A former Dublin scout leader has been jailed for six and a half years for the sexual abuse of four young boys.
In 1997 David O’Brien, now aged 67, told gardaí during their investigation into one of the victim’s allegations that while he did not recall the alleged offences, he was not denying them.
The accused went on to tell gardaí that he molested a number of other young boys in the scouts. The court heard that a file was submitted to the state solicitor, but there was a direction made not to prosecute.
O’Brien of Benburb Street, Dublin, pleaded guilty at Dublin Circuit Criminal Court to eight counts of indecent assault relating to four boys on dates between January 1, 1972 and December 31, 1981.
He was jailed for four and a half years in October 2015 for sexually abusing six young boys on camping trips in the late 1970s and 80s.
Passing sentence today, Judge Karen O’Connor said that while she agreed with defence counsel that had the system worked these matters could have been addressed years ago, this in no way took away from O’Brien’s moral culpability.
Judge O’Connor said the case was aggravated by the breach of trust and by three of the victims being warned not to tell anyone. She commented that the victims were “deprived the innocence of childhood”.
She said the case was mitigated by O’Brien’s guilty plea. She said he has expressed remorse and co-operated during the investigation, and noted that a term of imprisonment was likely to be more difficult for someone of his age than for a younger person.
Judge O’Connor sentenced O’Brien to two years imprisonment on a single count of indecent assault relating to each of the four complainants.
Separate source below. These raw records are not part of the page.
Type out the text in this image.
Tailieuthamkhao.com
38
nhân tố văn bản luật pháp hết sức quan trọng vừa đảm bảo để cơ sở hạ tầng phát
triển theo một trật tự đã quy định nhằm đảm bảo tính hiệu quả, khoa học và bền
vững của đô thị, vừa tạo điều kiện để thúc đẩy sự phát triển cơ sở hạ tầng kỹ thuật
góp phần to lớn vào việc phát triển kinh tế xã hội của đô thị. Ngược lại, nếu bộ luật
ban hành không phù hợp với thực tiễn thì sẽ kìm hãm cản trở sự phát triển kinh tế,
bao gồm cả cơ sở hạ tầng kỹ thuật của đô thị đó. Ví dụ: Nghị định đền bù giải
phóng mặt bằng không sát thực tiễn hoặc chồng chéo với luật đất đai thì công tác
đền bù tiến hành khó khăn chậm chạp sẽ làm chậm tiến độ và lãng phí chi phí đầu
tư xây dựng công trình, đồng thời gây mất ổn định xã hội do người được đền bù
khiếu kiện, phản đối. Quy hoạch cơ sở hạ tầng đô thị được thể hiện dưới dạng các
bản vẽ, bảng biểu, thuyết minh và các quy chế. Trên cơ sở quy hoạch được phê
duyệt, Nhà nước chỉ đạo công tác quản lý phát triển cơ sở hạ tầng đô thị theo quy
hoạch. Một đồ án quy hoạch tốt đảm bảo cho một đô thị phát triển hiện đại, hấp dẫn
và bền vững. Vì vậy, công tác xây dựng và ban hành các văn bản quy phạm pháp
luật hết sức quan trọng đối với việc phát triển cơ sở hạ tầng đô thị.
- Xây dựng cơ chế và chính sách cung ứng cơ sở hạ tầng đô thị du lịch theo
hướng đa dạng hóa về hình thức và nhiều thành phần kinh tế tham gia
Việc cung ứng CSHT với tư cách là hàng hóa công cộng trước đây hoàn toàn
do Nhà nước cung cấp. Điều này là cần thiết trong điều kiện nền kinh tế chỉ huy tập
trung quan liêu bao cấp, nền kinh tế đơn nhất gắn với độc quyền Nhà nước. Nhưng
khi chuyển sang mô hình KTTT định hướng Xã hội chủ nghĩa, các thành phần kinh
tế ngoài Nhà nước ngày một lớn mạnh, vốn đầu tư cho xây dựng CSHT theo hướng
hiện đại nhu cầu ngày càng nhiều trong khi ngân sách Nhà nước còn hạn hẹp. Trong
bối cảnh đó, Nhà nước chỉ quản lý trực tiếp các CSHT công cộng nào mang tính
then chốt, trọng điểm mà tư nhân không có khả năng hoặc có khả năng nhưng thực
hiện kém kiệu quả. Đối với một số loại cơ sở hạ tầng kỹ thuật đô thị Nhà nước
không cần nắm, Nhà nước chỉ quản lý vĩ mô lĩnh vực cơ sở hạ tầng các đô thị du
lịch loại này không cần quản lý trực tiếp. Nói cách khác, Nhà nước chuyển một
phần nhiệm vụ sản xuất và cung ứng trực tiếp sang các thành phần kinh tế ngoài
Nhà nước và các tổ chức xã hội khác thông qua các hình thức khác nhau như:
She ordered that these sentences would run consecutively to each other for an effective operating sentence of eight years imprisonment.
She suspended the final 18 months of this eight years sentence on condition that O’Brien come under the supervision of the Probation Service for 12 months post release.
Judge O’Connor concluded her sentence by commending the victims for the courageous manner in which they pursued the case. She said that none of what happened was their fault and that she hoped their future would be “brighter than the pain you have gone through in the past”.
In his victim impact statement, which he read out in court, the first victim said that the abuse changed his life forever.
The man said that he came from a working class family and his father gave money to buy a uniform, rucksack and sleeping bag for his first camping trip.
He said that he never went back to the scouts after being assaulted on the trip and his father went “ballistic” due to the apparent waste of money. He said that he did not tell his father about the abuse until shortly before his death.
After he finished giving his statement, Judge O’Connor told the man that it was very courageous of him to read out his statement in court and that his father would have been proud of him.
In his victim impact statement, which was also read out in court, the second victim said he suffered trust issues as a result of what happened to him. He said he knew what had happened to him was not right but could not speak up about it.
The third victim declined to make a victim impact statement.
In his victim impact statement, which was read out in court, the fourth victim said he developed an acid reflux due to stress. This required multiple surgeries and he attributed it to being abused on the scouting trip.